Project: Installation and deployment of caBIG – an information management network for cancer research
Duration: Summer 2011 – Spring 2012
Funding: Geisinger Research
Collaboration: Dr. Gerardus Tromp

ABSTRACT

Phil is working with Dr. Gerardus Tromp, a collaborator at Geisinger Medical Research Center in Danville, on deploying a complex software system called the Cancer Biomedical Informatics Grid, or caBIG.  As a product of the National Cancer Instutute, caBIG was conceived for the purpose of sharing data and knowledge among researchers, clinicians, and patients in order to simplify collaboration and speed research to get diagnostics and therapeutocs from bench to bedside faster and more cost-effectively.

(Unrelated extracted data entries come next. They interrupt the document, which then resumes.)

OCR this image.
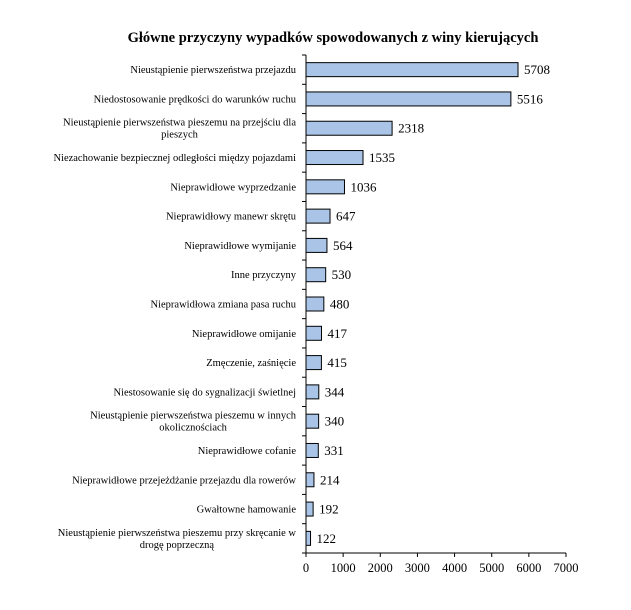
Główne przyczyny wypadków spowodowanych z winy kierujących
5708
Nieustąpienie pierwszeństwa przejazdu
5516
Niedostosowanie prędkości do warunków ruchu
2318
Nieustąpienie pierwszeństwa pieszemu na przejściu dla pieszych
1535
Niezachowanie bezpiecznej odległości między pojazdami
1036
Nieprawidłowe wyprzedzanie
647
Nieprawidłowy manewr skrętu
564
Nieprawidłowe wymijanie
530
Inne przyczyny
480
Nieprawidłowa zmiana pasa ruchu
417
Nieprawidłowe omijanie
415
Zmęczenie, zaśnięcie
344
Niestosowanie się do sygnalizacji świetlnej
340
Nieustąpienie pierwszeństwa pieszemu w innych okolicznościach
331
Nieprawidłowe cofanie
214
Nieprawidłowe przejeżdżanie przejazdu dla rowerów
192
Gwałtowne hamowanie
122
Nieustąpienie pierwszeństwa pieszemu przy skręcanie w drogę poprzeczną
0 1000 2000 3000 4000 5000 6000 7000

The system is multi-tiered, with the front end mostly implemented using JBoss and Tomcat applications in Java, and the backend data management provided by PostgreSQL and MySQL. The entire suite is open software and will require some modification to meet the local needs of Geisinger. Phil will be an integral part of the installation, configuration, modification and and test of the system.